The day was surreal as staff kept coming in to tell doctors, nurses and others that their spouse, son, daughter and other loved ones were fine. Others were told that their spouses, mainly police officers, were on their way into New York to offer assistance.

“It was very bittersweet because on one hand we were ecstatic we had our babies, but on the other side was death and destruction,” said Barry. “I forgot my cell phone at home and many friends and family called. When I didn’t answer they assumed I was dead.”
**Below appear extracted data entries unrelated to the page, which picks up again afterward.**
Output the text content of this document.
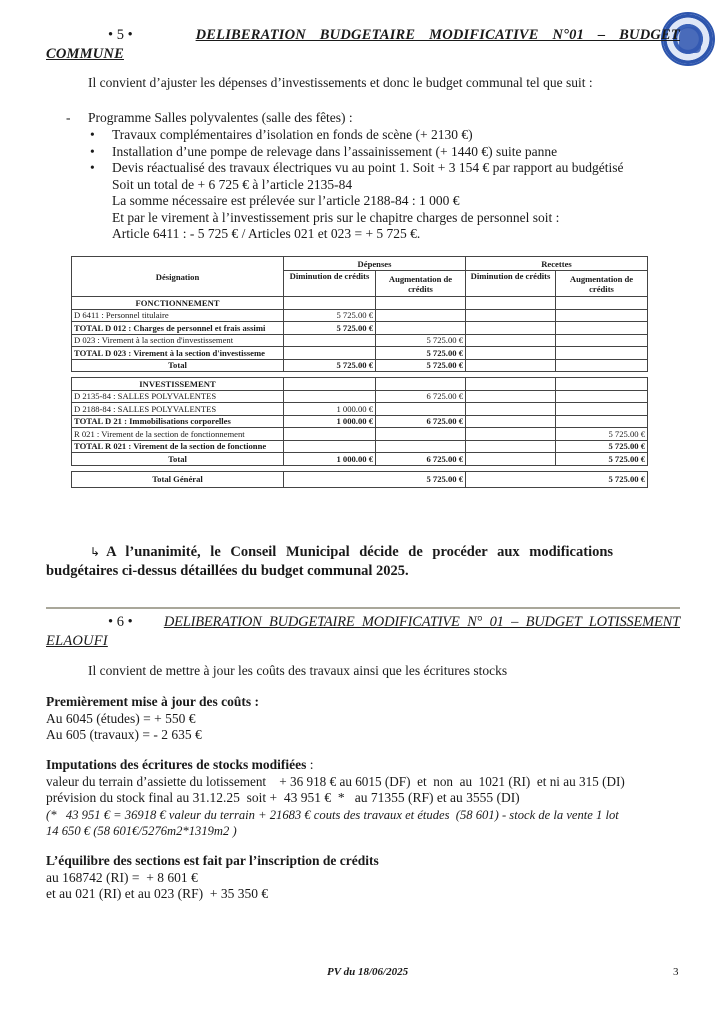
• 5 •	DELIBERATION BUDGETAIRE MODIFICATIVE N°01 – BUDGET
COMMUNE
Il convient d’ajuster les dépenses d’investissements et donc le budget communal tel que suit :
- Programme Salles polyvalentes (salle des fêtes) :
• Travaux complémentaires d’isolation en fonds de scène (+ 2130 €)
• Installation d’une pompe de relevage dans l’assainissement (+ 1440 €) suite panne
• Devis réactualisé des travaux électriques vu au point 1. Soit + 3 154 € par rapport au budgétisé
Soit un total de + 6 725 € à l’article 2135-84
La somme nécessaire est prélevée sur l’article 2188-84 : 1 000 €
Et par le virement à l’investissement pris sur le chapitre charges de personnel soit :
Article 6411 : - 5 725 € / Articles 021 et 023 = + 5 725 €.
Désignation	Dépenses		Recettes	
	Diminution de crédits	Augmentation de crédits	Diminution de crédits	Augmentation de crédits
FONCTIONNEMENT				
D 6411 : Personnel titulaire	5 725.00 €			
TOTAL D 012 : Charges de personnel et frais assimi	5 725.00 €			
D 023 : Virement à la section d'investissement		5 725.00 €		
TOTAL D 023 : Virement à la section d'investisseme		5 725.00 €		
Total	5 725.00 €	5 725.00 €		

INVESTISSEMENT				
D 2135-84 : SALLES POLYVALENTES		6 725.00 €		
D 2188-84 : SALLES POLYVALENTES	1 000.00 €			
TOTAL D 21 : Immobilisations corporelles	1 000.00 €	6 725.00 €		
R 021 : Virement de la section de fonctionnement				5 725.00 €
TOTAL R 021 : Virement de la section de fonctionne				5 725.00 €
Total	1 000.00 €	6 725.00 €		5 725.00 €

Total Général	5 725.00 €		5 725.00 €	
↳ A l’unanimité, le Conseil Municipal décide de procéder aux modifications
budgétaires ci-dessus détaillées du budget communal 2025.
• 6 • DELIBERATION BUDGETAIRE MODIFICATIVE N° 01 – BUDGET LOTISSEMENT
ELAOUFI
Il convient de mettre à jour les coûts des travaux ainsi que les écritures stocks
Premièrement mise à jour des coûts :
Au 6045 (études) = + 550 €
Au 605 (travaux) = - 2 635 €
Imputations des écritures de stocks modifiées :
valeur du terrain d’assiette du lotissement    + 36 918 € au 6015 (DF)  et  non  au  1021 (RI)  et ni au 315 (DI)
prévision du stock final au 31.12.25  soit +  43 951 €  *   au 71355 (RF) et au 3555 (DI)
(*   43 951 € = 36918 € valeur du terrain + 21683 € couts des travaux et études  (58 601) - stock de la vente 1 lot
14 650 € (58 601€/5276m2*1319m2 )
L’équilibre des sections est fait par l’inscription de crédits
au 168742 (RI) =  + 8 601 €
et au 021 (RI) et au 023 (RF)  + 35 350 €
PV du 18/06/2025	3
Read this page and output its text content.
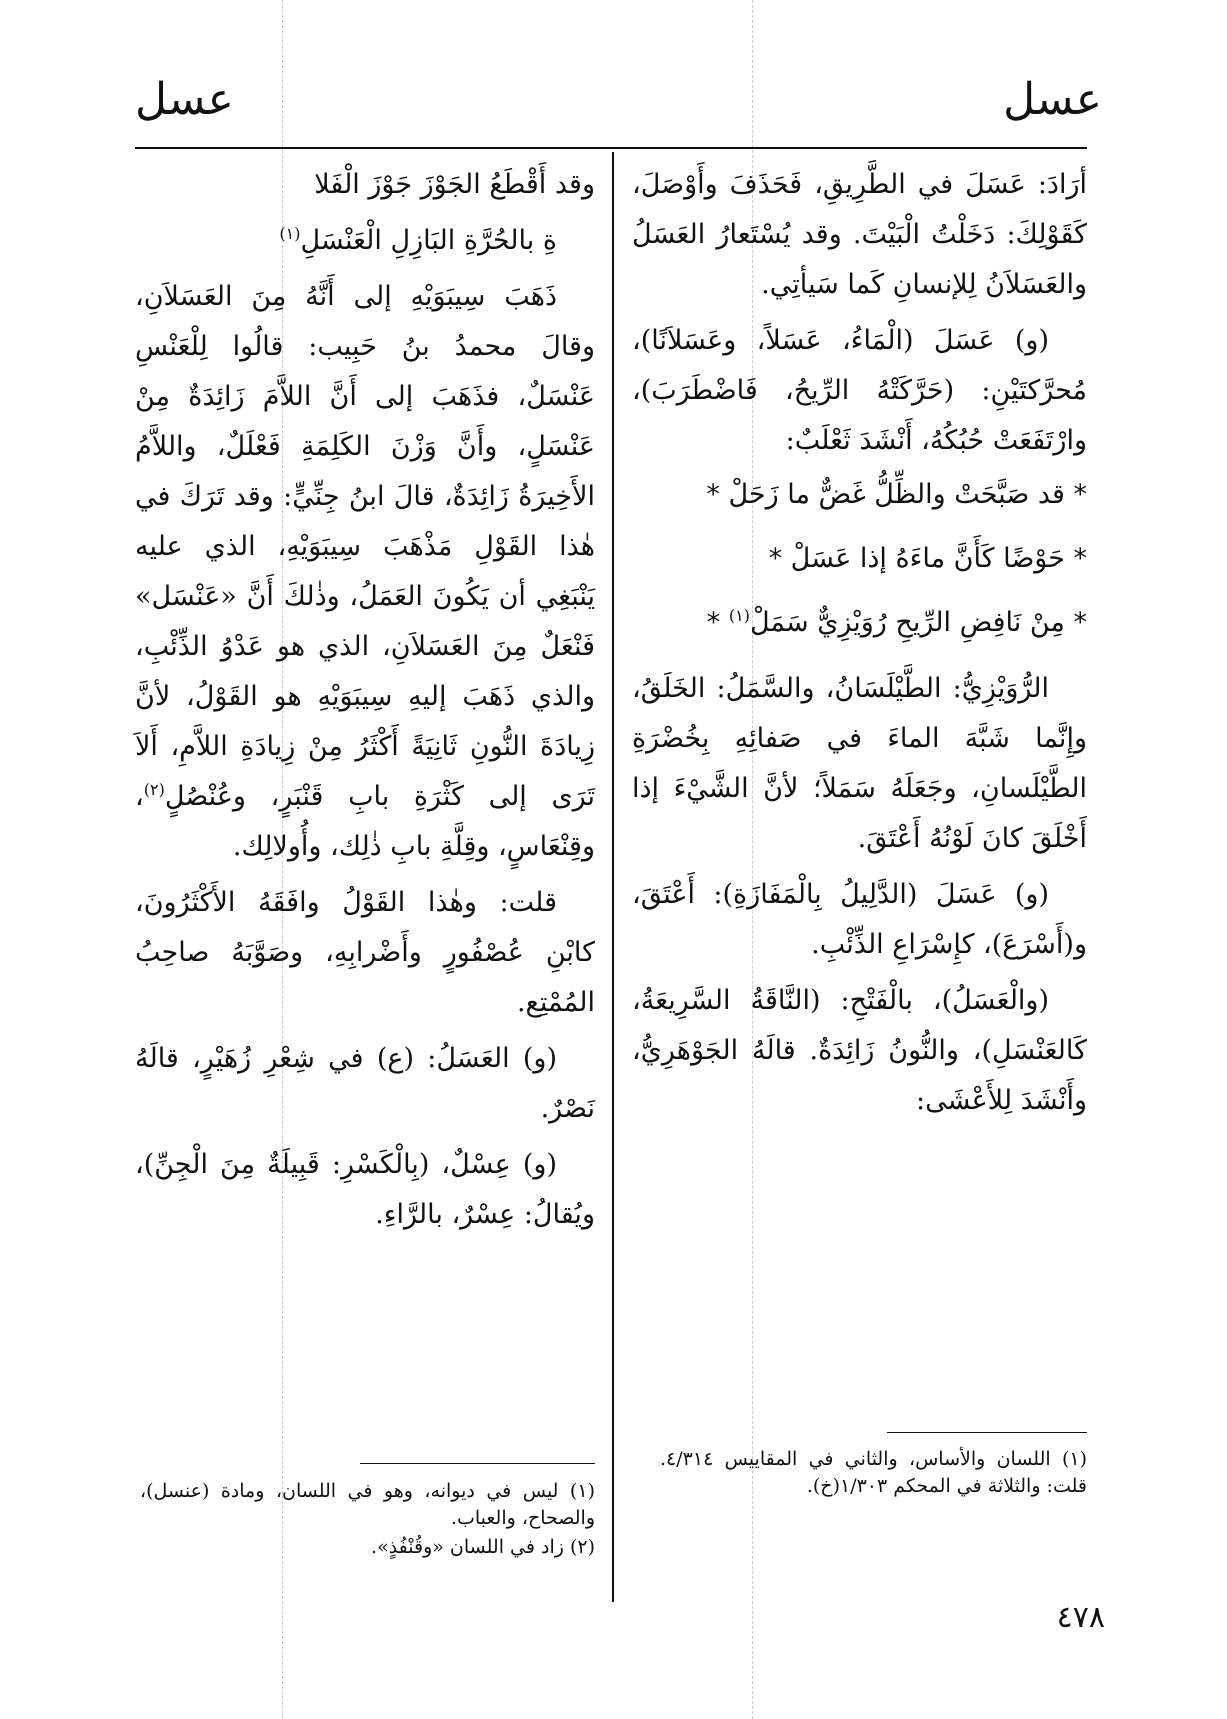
عسل
عسل

أرَادَ: عَسَلَ في الطَّرِيقِ، فَحَذَفَ وأَوْصَلَ، كَقَوْلِكَ: دَخَلْتُ الْبَيْتَ. وقد يُسْتَعارُ العَسَلُ والعَسَلاَنُ لِلإنسانِ كَما سَيأتِي.

(و) عَسَلَ (الْمَاءُ، عَسَلاً، وعَسَلاَنًا)، مُحرَّكتَيْنِ: (حَرَّكَتْهُ الرِّيحُ، فَاضْطَرَبَ)، وارْتَفَعَتْ حُبُكُهُ، أَنْشَدَ ثَعْلَبٌ:

* قد صَبَّحَتْ والظِّلُّ غَضٌّ ما زَحَلْ *

* حَوْضًا كَأَنَّ ماءَهُ إذا عَسَلْ *

* مِنْ نَافِضِ الرِّيحِ رُوَيْزِيٌّ سَمَلْ$^{(١)}$ *

الرُّوَيْزِيُّ: الطَّيْلَسَانُ، والسَّمَلُ: الخَلَقُ، وإِنَّما شَبَّهَ الماءَ في صَفائِهِ بِخُضْرَةِ الطَّيْلَسانِ، وجَعَلَهُ سَمَلاً؛ لأنَّ الشَّيْءَ إذا أَخْلَقَ كانَ لَوْنُهُ أَعْتَقَ.

(و) عَسَلَ (الدَّلِيلُ بِالْمَفَازَةِ): أَعْتَقَ، و(أَسْرَعَ)، كإِسْرَاعِ الذِّئْبِ.

(والْعَسَلُ)، بالْفَتْحِ: (النَّاقَةُ السَّرِيعَةُ، كَالعَنْسَلِ)، والنُّونُ زَائِدَةٌ. قالَهُ الجَوْهَرِيُّ، وأَنْشَدَ لِلأَعْشَى:

وقد أَقْطَعُ الجَوْزَ جَوْزَ الْفَلا

ةِ بالحُرَّةِ البَازِلِ الْعَنْسَلِ$^{(١)}$

ذَهَبَ سِيبَوَيْهِ إلى أَنَّهُ مِنَ العَسَلاَنِ، وقالَ محمدُ بنُ حَبِيب: قالُوا لِلْعَنْسِ عَنْسَلٌ، فذَهَبَ إلى أَنَّ اللاَّمَ زَائِدَةٌ مِنْ عَنْسَلٍ، وأَنَّ وَزْنَ الكَلِمَةِ فَعْلَلٌ، واللاَّمُ الأَخِيرَةُ زَائِدَةٌ، قالَ ابنُ جِنِّيٍّ: وقد تَرَكَ في هٰذا القَوْلِ مَذْهَبَ سِيبَوَيْهِ، الذي عليه يَنْبَغِي أن يَكُونَ العَمَلُ، وذٰلكَ أَنَّ «عَنْسَل» فَنْعَلٌ مِنَ العَسَلاَنِ، الذي هو عَدْوُ الذِّئْبِ، والذي ذَهَبَ إليهِ سِيبَوَيْهِ هو القَوْلُ، لأنَّ زِيادَةَ النُّونِ ثَانِيَةً أَكْثَرُ مِنْ زِيادَةِ اللاَّمِ، أَلاَ تَرَى إلى كَثْرَةِ بابِ قَنْبَرٍ، وعُنْصُلٍ$^{(٢)}$، وقِنْعَاسٍ، وقِلَّةِ بابِ ذٰلِك، وأُولالِك.

قلت: وهٰذا القَوْلُ وافَقَهُ الأَكْثَرُونَ، كابْنِ عُصْفُورٍ وأَضْرابِهِ، وصَوَّبَهُ صاحِبُ المُمْتِع.

(و) العَسَلُ: (ع) في شِعْرِ زُهَيْرٍ، قالَهُ نَصْرٌ.

(و) عِسْلٌ، (بِالْكَسْرِ: قَبِيلَةٌ مِنَ الْجِنِّ)، ويُقالُ: عِسْرٌ، بالرَّاءِ.

(١) اللسان والأساس، والثاني في المقاييس ٤/٣١٤. قلت: والثلاثة في المحكم ١/٣٠٣(خ).

(١) ليس في ديوانه، وهو في اللسان، ومادة (عنسل)، والصحاح، والعباب.

(٢) زاد في اللسان «وقُنْفُذٍ».

٤٧٨
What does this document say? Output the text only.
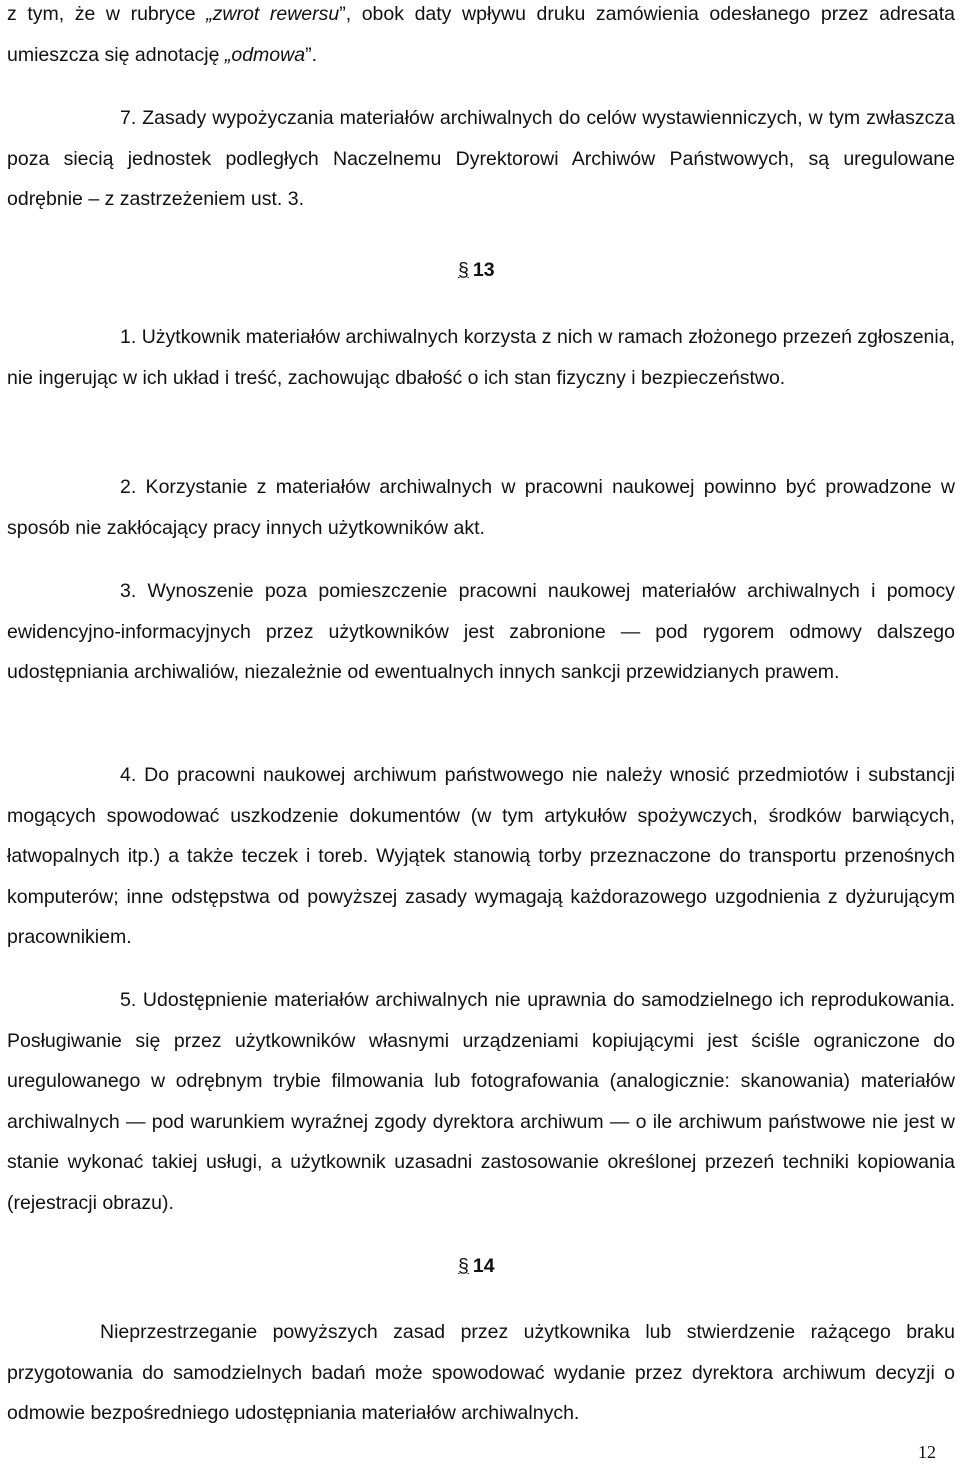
z tym, że w rubryce „zwrot rewersu”, obok daty wpływu druku zamówienia odesłanego przez adresata umieszcza się adnotację „odmowa”.

7. Zasady wypożyczania materiałów archiwalnych do celów wystawienniczych, w tym zwłaszcza poza siecią jednostek podległych Naczelnemu Dyrektorowi Archiwów Państwowych, są uregulowane odrębnie – z zastrzeżeniem ust. 3.

§ 13

1. Użytkownik materiałów archiwalnych korzysta z nich w ramach złożonego przezeń zgłoszenia, nie ingerując w ich układ i treść, zachowując dbałość o ich stan fizyczny i bezpieczeństwo.

2. Korzystanie z materiałów archiwalnych w pracowni naukowej powinno być prowadzone w sposób nie zakłócający pracy innych użytkowników akt.

3. Wynoszenie poza pomieszczenie pracowni naukowej materiałów archiwalnych i pomocy ewidencyjno-informacyjnych przez użytkowników jest zabronione — pod rygorem odmowy dalszego udostępniania archiwaliów, niezależnie od ewentualnych innych sankcji przewidzianych prawem.

4. Do pracowni naukowej archiwum państwowego nie należy wnosić przedmiotów i substancji mogących spowodować uszkodzenie dokumentów (w tym artykułów spożywczych, środków barwiących, łatwopalnych itp.) a także teczek i toreb. Wyjątek stanowią torby przeznaczone do transportu przenośnych komputerów; inne odstępstwa od powyższej zasady wymagają każdorazowego uzgodnienia z dyżurującym pracownikiem.

5. Udostępnienie materiałów archiwalnych nie uprawnia do samodzielnego ich reprodukowania. Posługiwanie się przez użytkowników własnymi urządzeniami kopiującymi jest ściśle ograniczone do uregulowanego w odrębnym trybie filmowania lub fotografowania (analogicznie: skanowania) materiałów archiwalnych — pod warunkiem wyraźnej zgody dyrektora archiwum — o ile archiwum państwowe nie jest w stanie wykonać takiej usługi, a użytkownik uzasadni zastosowanie określonej przezeń techniki kopiowania (rejestracji obrazu).

§ 14

Nieprzestrzeganie powyższych zasad przez użytkownika lub stwierdzenie rażącego braku przygotowania do samodzielnych badań może spowodować wydanie przez dyrektora archiwum decyzji o odmowie bezpośredniego udostępniania materiałów archiwalnych.

12
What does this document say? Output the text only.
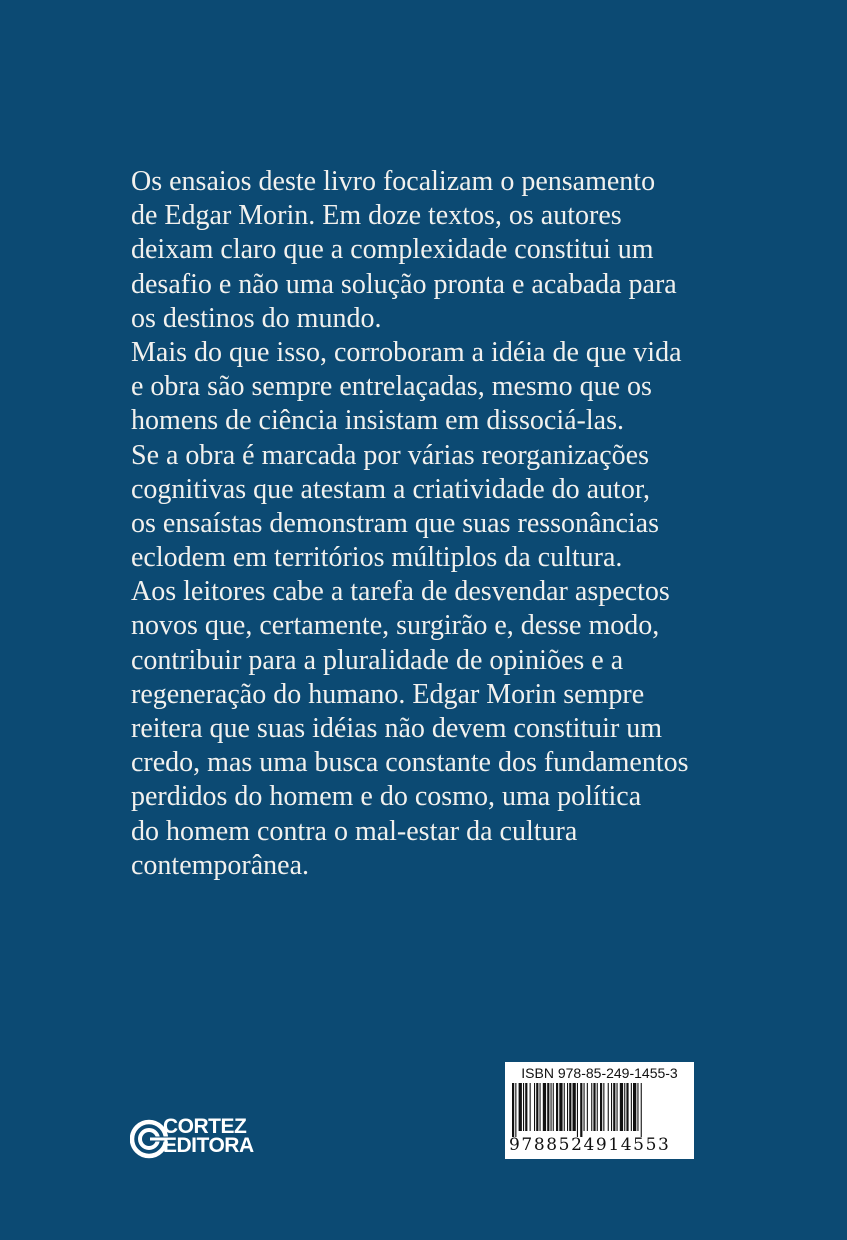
Os ensaios deste livro focalizam o pensamento
de Edgar Morin. Em doze textos, os autores
deixam claro que a complexidade constitui um
desafio e não uma solução pronta e acabada para
os destinos do mundo.
Mais do que isso, corroboram a idéia de que vida
e obra são sempre entrelaçadas, mesmo que os
homens de ciência insistam em dissociá-las.
Se a obra é marcada por várias reorganizações
cognitivas que atestam a criatividade do autor,
os ensaístas demonstram que suas ressonâncias
eclodem em territórios múltiplos da cultura.
Aos leitores cabe a tarefa de desvendar aspectos
novos que, certamente, surgirão e, desse modo,
contribuir para a pluralidade de opiniões e a
regeneração do humano. Edgar Morin sempre
reitera que suas idéias não devem constituir um
credo, mas uma busca constante dos fundamentos
perdidos do homem e do cosmo, uma política
do homem contra o mal-estar da cultura
contemporânea.
CORTEZ
EDITORA
ISBN 978-85-249-1455-3
9788524914553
The miracles didn’t stop there for Barry, who regularly attended afternoon mincha services at Chabad of Wall Street. When he finally called the rabbi to let him know he survived, he was informed that all the members of his minyan had also miraculously survived by unexpected twists of fate, such as one who took the day off because his son had broken his arm or another who had missed his train.

The hashgacha pratis, or divine providence, that day seems to have followed Barry, who, exactly a year later on September 11, 2002, was working for a real estate company when he went to look at a property, parking under a large tree. Realizing he was a half-block from his destination, he decided to move his car closer. Not more than 20 seconds later, a huge limb that would have crushed his vehicle with him standing beside it came crashing down. Barry still keeps a photo of that giant branch on his work desk as a reminder.

In January 2020, Barry, Allison and their other daughter, Dora—two years older than the twins and also a Rutgers student—were on an El Al flight from Newark Liberty Airport to Israel to visit Max and Eden, who were taking a gap year at a yeshiva and seminary, when the cabin began to fill with smoke.

The plane, which lost an engine, was forced to make an emergency landing in Halifax, Nova Scotia in Canada, where they and the rest of the passengers spent Shabbat with the local Chabad.

Today when others find out about his “near-death experiences,” Barry said their response is often, “Dude, how many lives do you have?”